The federal government will this week introduce laws that would overhaul Australia's industrial relations framework.
A key focus will be Australia's casual workforce, which is among the sectors worst affected by the economic fallout of the coronavirus recession.
The new laws would introduce a definition of a casual employee into the Fair Work Act in an attempt to ensure people are being employed legitimately as casuals.
Unions are concerned the proposed changes risk entrenching people in insecure work and will prevent misclassified casual employees from making costly liability claims.
But Attorney-General and Industrial Relations Minister Christian Porter has downplayed the concerns saying the measures won't unfairly target casual workers.
"We want to create a fair system where everyone knows how people are being employed, what their rights to convert are, and how they should be paid," he told reporters.
The reforms set to go to parliament on Wednesday will also consist of tougher penalties for wage underpayments and a criminal penalty regime for wage theft, according to the federal government.

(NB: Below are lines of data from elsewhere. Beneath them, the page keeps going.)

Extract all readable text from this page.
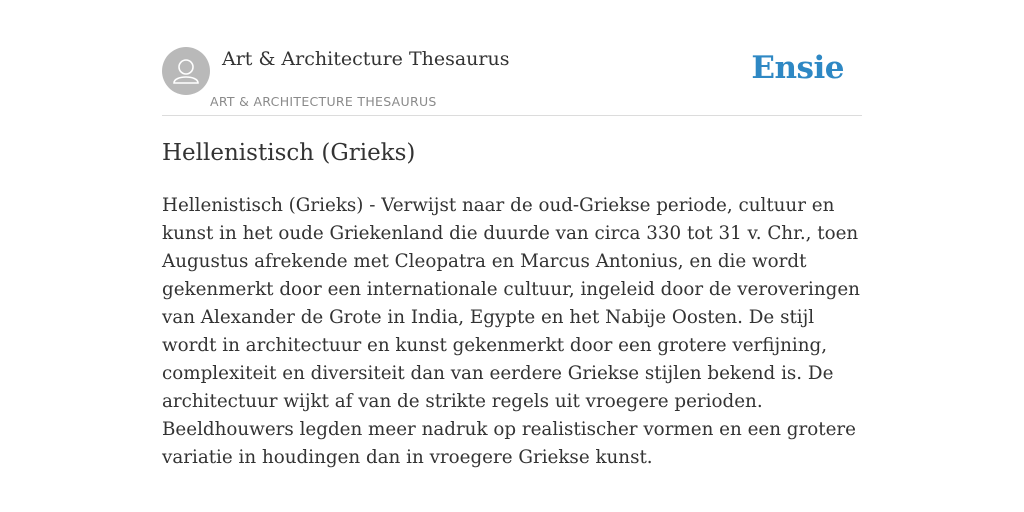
Art & Architecture Thesaurus
ART & ARCHITECTURE THESAURUS
Ensie
Hellenistisch (Grieks)

Hellenistisch (Grieks) - Verwijst naar de oud-Griekse periode, cultuur en kunst in het oude Griekenland die duurde van circa 330 tot 31 v. Chr., toen Augustus afrekende met Cleopatra en Marcus Antonius, en die wordt gekenmerkt door een internationale cultuur, ingeleid door de veroveringen van Alexander de Grote in India, Egypte en het Nabije Oosten. De stijl wordt in architectuur en kunst gekenmerkt door een grotere verfijning, complexiteit en diversiteit dan van eerdere Griekse stijlen bekend is. De architectuur wijkt af van de strikte regels uit vroegere perioden. Beeldhouwers legden meer nadruk op realistischer vormen en een grotere variatie in houdingen dan in vroegere Griekse kunst.
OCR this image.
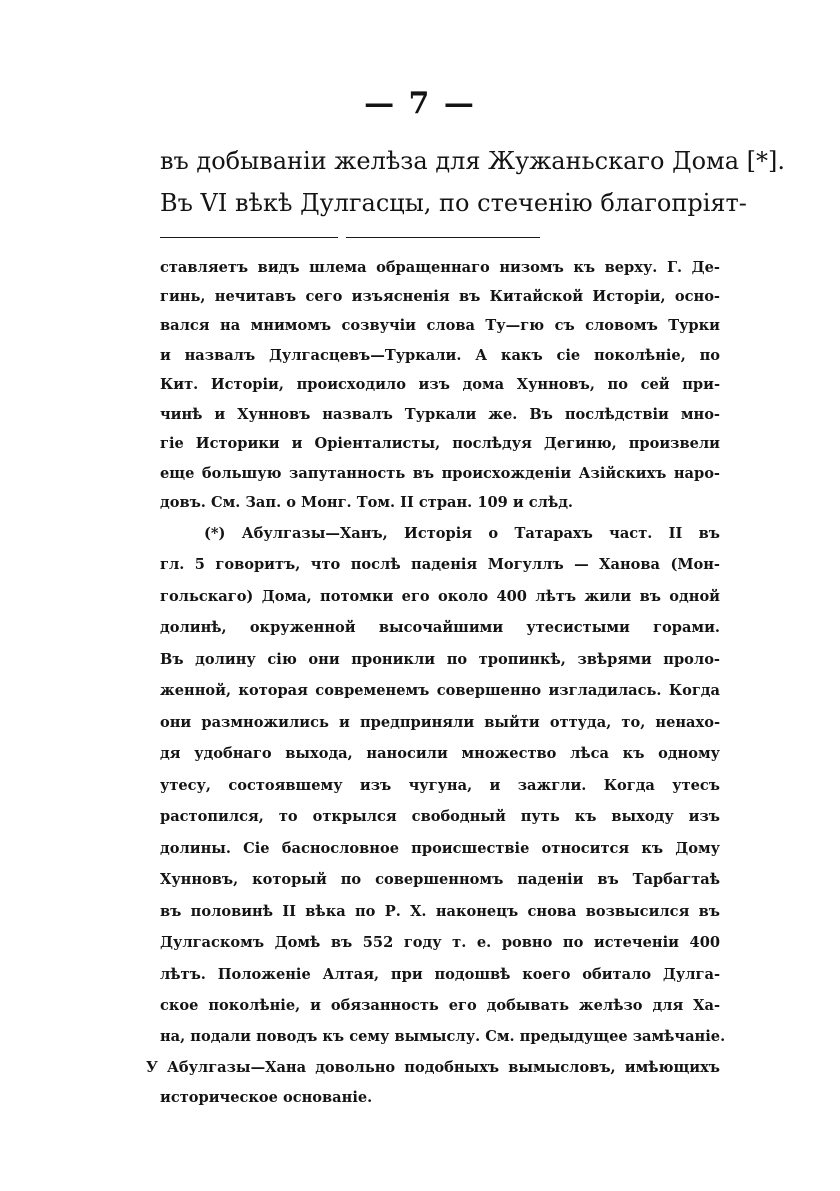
— 7 —
въ добыванiи желѣза для Жужаньскаго Дома [*].
Въ VI вѣкѣ Дулгасцы, по стеченiю благопрiят-
ставляетъ видъ шлема обращеннаго низомъ къ верху. Г. Де-
гинь, нечитавъ сего изъясненiя въ Китайской Исторiи, осно-
вался на мнимомъ созвучiи слова Ту—гю съ словомъ Турки
и назвалъ Дулгасцевъ—Туркали. А какъ сiе поколѣнiе, по
Кит. Исторiи, происходило изъ дома Хунновъ, по сей при-
чинѣ и Хунновъ назвалъ Туркали же. Въ послѣдствiи мно-
гiе Историки и Орiенталисты, послѣдуя Дегиню, произвели
еще большую запутанность въ происхожденiи Азiйскихъ наро-
довъ. См. Зап. о Монг. Том. II стран. 109 и слѣд.
(*) Абулгазы—Ханъ, Исторiя о Татарахъ част. II въ
гл. 5 говоритъ, что послѣ паденiя Могуллъ — Ханова (Мон-
гольскаго) Дома, потомки его около 400 лѣтъ жили въ одной
долинѣ, окруженной высочайшими утесистыми горами.
Въ долину сiю они проникли по тропинкѣ, звѣрями проло-
женной, которая современемъ совершенно изгладилась. Когда
они размножились и предприняли выйти оттуда, то, ненахо-
дя удобнаго выхода, наносили множество лѣса къ одному
утесу, состоявшему изъ чугуна, и зажгли. Когда утесъ
растопился, то открылся свободный путь къ выходу изъ
долины. Сiе баснословное происшествiе относится къ Дому
Хунновъ, который по совершенномъ паденiи въ Тарбагтаѣ
въ половинѣ II вѣка по Р. Х. наконецъ снова возвысился въ
Дулгаскомъ Домѣ въ 552 году т. е. ровно по истеченiи 400
лѣтъ. Положенiе Алтая, при подошвѣ коего обитало Дулга-
ское поколѣнiе, и обязанность его добывать желѣзо для Ха-
на, подали поводъ къ сему вымыслу. См. предыдущее замѣчанiе.
У Абулгазы—Хана довольно подобныхъ вымысловъ, имѣющихъ
историческое основанiе.
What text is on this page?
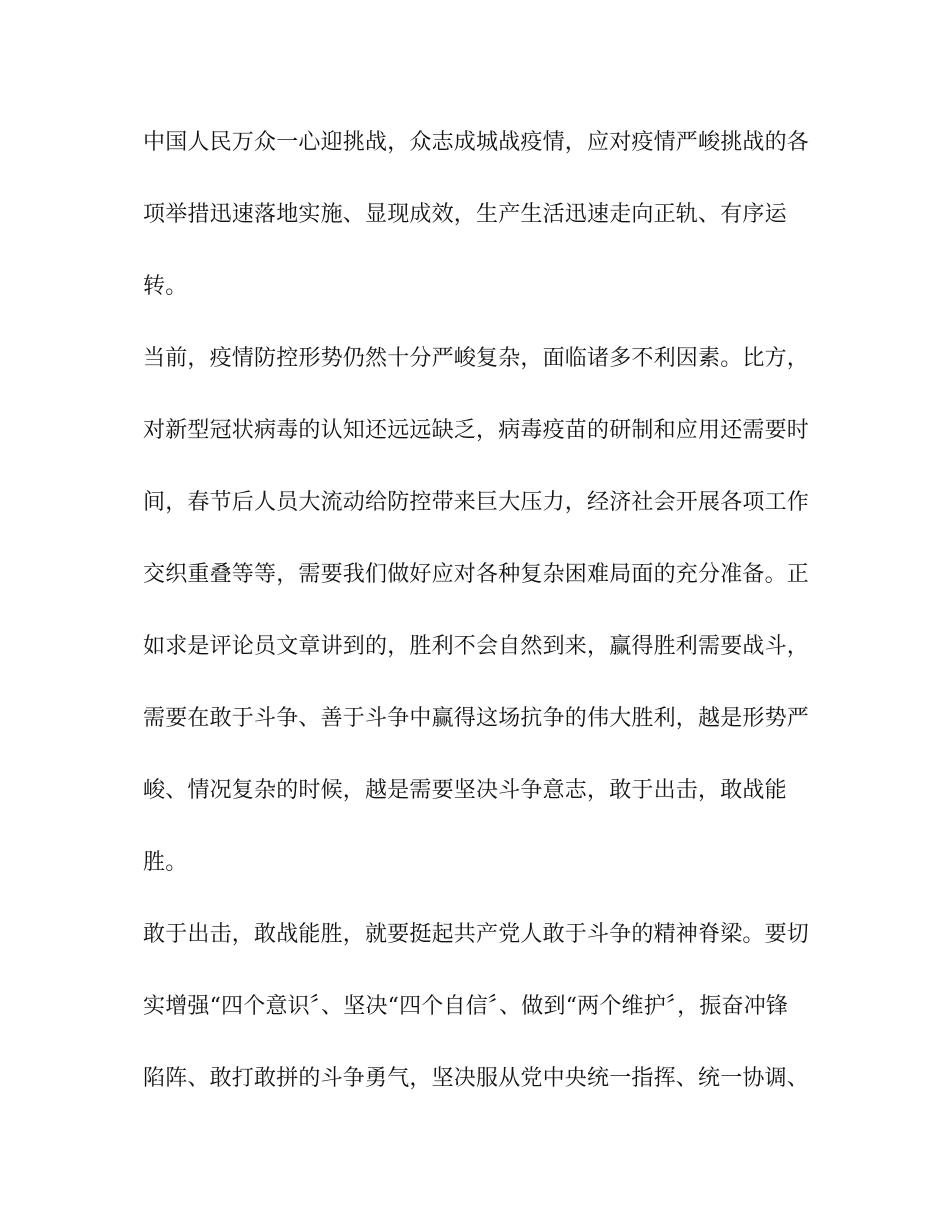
中国人民万众一心迎挑战，众志成城战疫情，应对疫情严峻挑战的各

项举措迅速落地实施、显现成效，生产生活迅速走向正轨、有序运

转。

当前，疫情防控形势仍然十分严峻复杂，面临诸多不利因素。比方，

对新型冠状病毒的认知还远远缺乏，病毒疫苗的研制和应用还需要时

间，春节后人员大流动给防控带来巨大压力，经济社会开展各项工作

交织重叠等等，需要我们做好应对各种复杂困难局面的充分准备。正

如求是评论员文章讲到的，胜利不会自然到来，赢得胜利需要战斗，

需要在敢于斗争、善于斗争中赢得这场抗争的伟大胜利，越是形势严

峻、情况复杂的时候，越是需要坚决斗争意志，敢于出击，敢战能

胜。

敢于出击，敢战能胜，就要挺起共产党人敢于斗争的精神脊梁。要切

实增强“四个意识〞、坚决“四个自信〞、做到“两个维护〞，振奋冲锋

陷阵、敢打敢拼的斗争勇气，坚决服从党中央统一指挥、统一协调、
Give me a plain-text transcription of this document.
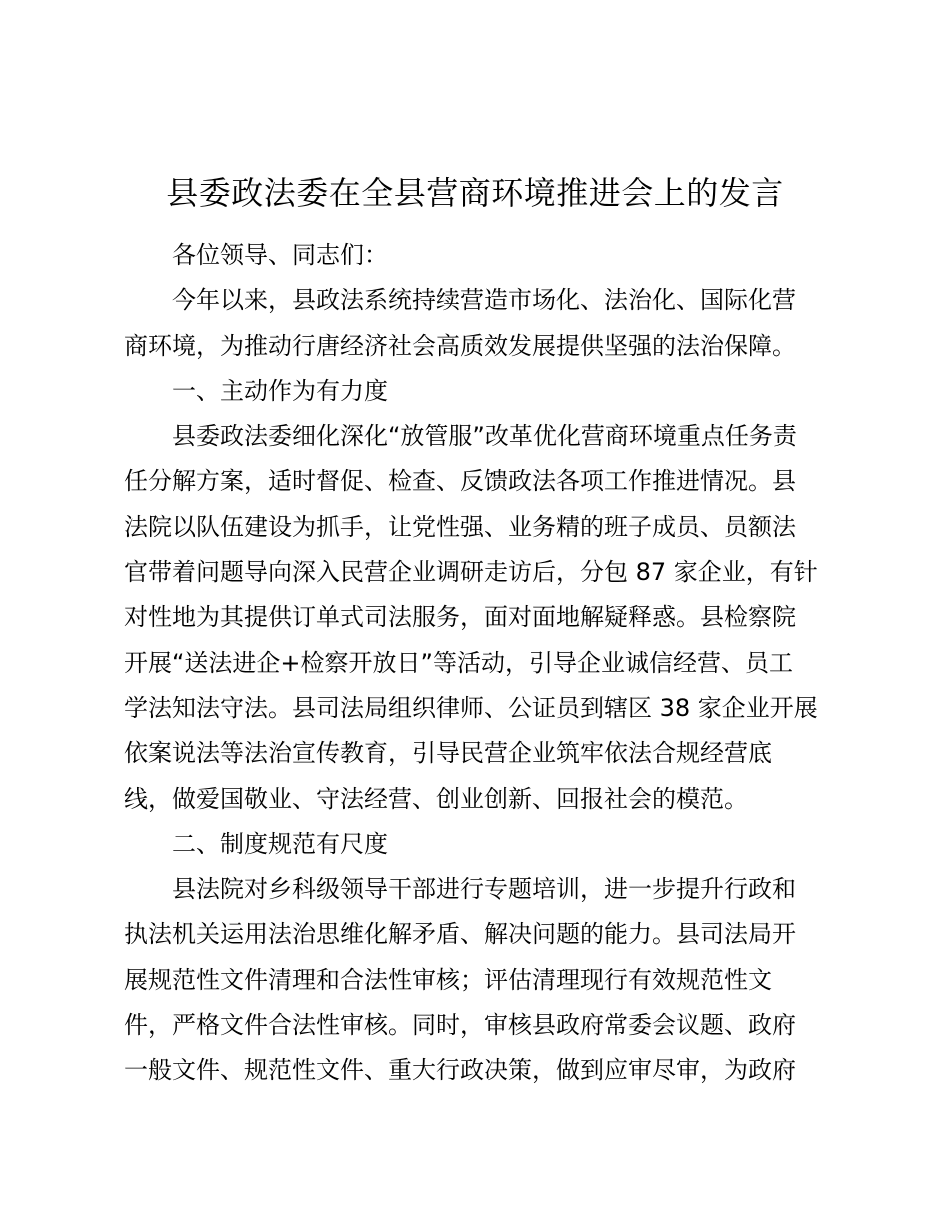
县委政法委在全县营商环境推进会上的发言
各位领导、同志们：
今年以来，县政法系统持续营造市场化、法治化、国际化营
商环境，为推动行唐经济社会高质效发展提供坚强的法治保障。
一、主动作为有力度
县委政法委细化深化“放管服”改革优化营商环境重点任务责
任分解方案，适时督促、检查、反馈政法各项工作推进情况。县
法院以队伍建设为抓手，让党性强、业务精的班子成员、员额法
官带着问题导向深入民营企业调研走访后，分包 87 家企业，有针
对性地为其提供订单式司法服务，面对面地解疑释惑。县检察院
开展“送法进企+检察开放日”等活动，引导企业诚信经营、员工
学法知法守法。县司法局组织律师、公证员到辖区 38 家企业开展
依案说法等法治宣传教育，引导民营企业筑牢依法合规经营底
线，做爱国敬业、守法经营、创业创新、回报社会的模范。
二、制度规范有尺度
县法院对乡科级领导干部进行专题培训，进一步提升行政和
执法机关运用法治思维化解矛盾、解决问题的能力。县司法局开
展规范性文件清理和合法性审核；评估清理现行有效规范性文
件，严格文件合法性审核。同时，审核县政府常委会议题、政府
一般文件、规范性文件、重大行政决策，做到应审尽审，为政府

This will include by creating a new criminal offence for the most serious examples of wage theft.
The government will also push for greater compliance by increasing civil penalties for individuals and corporations.
Unions concerned for rights of casual workers
Australia has around 2.6 million casual workers. About half of those staff worked regular hours for the same employer for more than 12 months.
Casual staff were among those hardest hit by the pandemic, accounting for more than 500,000 out of 800,000 job losses at the start of the crisis.
Australian Council of Trade Unions secretary Sally McManus said the reforms failed to address the underlying challenges posed by insecure work.
“This proposal takes rights off casual workers, some of the hardest-hit people during the pandemic,” she said.
“This is a huge missed opportunity to begin to make jobs more secure and turn around the number of causal and insecure jobs. Instead, this proposal will entrench casual work.”
The reforms will also aim to stop employers paying up to $39 billion a year in claims from casual workers - the most controversial of the measures.
The step has been designed to prevent so-called "double-dipping" by casuals. It would work by ensuring a court deducts any identifiable casual loading paid to compensate the employee for the absence of one or more entitlements.
It comes after the Federal Court ruled a casual employee who had been effectively engaged in permanent work could be owed these benefits - on top of 25 per cent casual loading fees.
Mr Porter said the changes would not leave casual employees worse off calling criticism of the measures "mistaken".
"If you are receiving the loading, and you have a successful claim, then that loading has to be offset against that claim," he said.
"If you are never receiving the loading, and there is nothing to offset."
Labor’s industrial relations spokesperson Tony Burke is concerned casuals were in danger of losing workplace rights if employers were able to abuse their conditions without consequences.
“Coming out of the pandemic - if there's one thing Australian needs it's to have more people in secure work,” he said.
“[This] announcement is a direct attack on job security ... what they're actually doing is taking rights away from casuals ”
However, Council of Small Business Organisations Australia CEO Peter Strong said the reforms would help provide more clarity to employers hiring casual employees - including the protections against "double-dipping".
"It is now safer to employ someone - it is less risky to employ someone, that’s the message we want to get out there," he said.
The new laws will also create a new minimum standard for casual conversion so that casuals who work regular shift patterns can move - if desired - to part-time or full-time employment after 12 months.
This would apply to casuals who have worked on this regular basis for the past six months - down from 12 months.
The employee can decline the offer but request a change every six months after that if they're still eligible.
Mr Porter said the process would mean employers are required to make the offer to eligible casual employees.
"We don't want businesses doing anything artificial so that people don't fall into that category where they have a right to be offered and the bill deals with that," he said.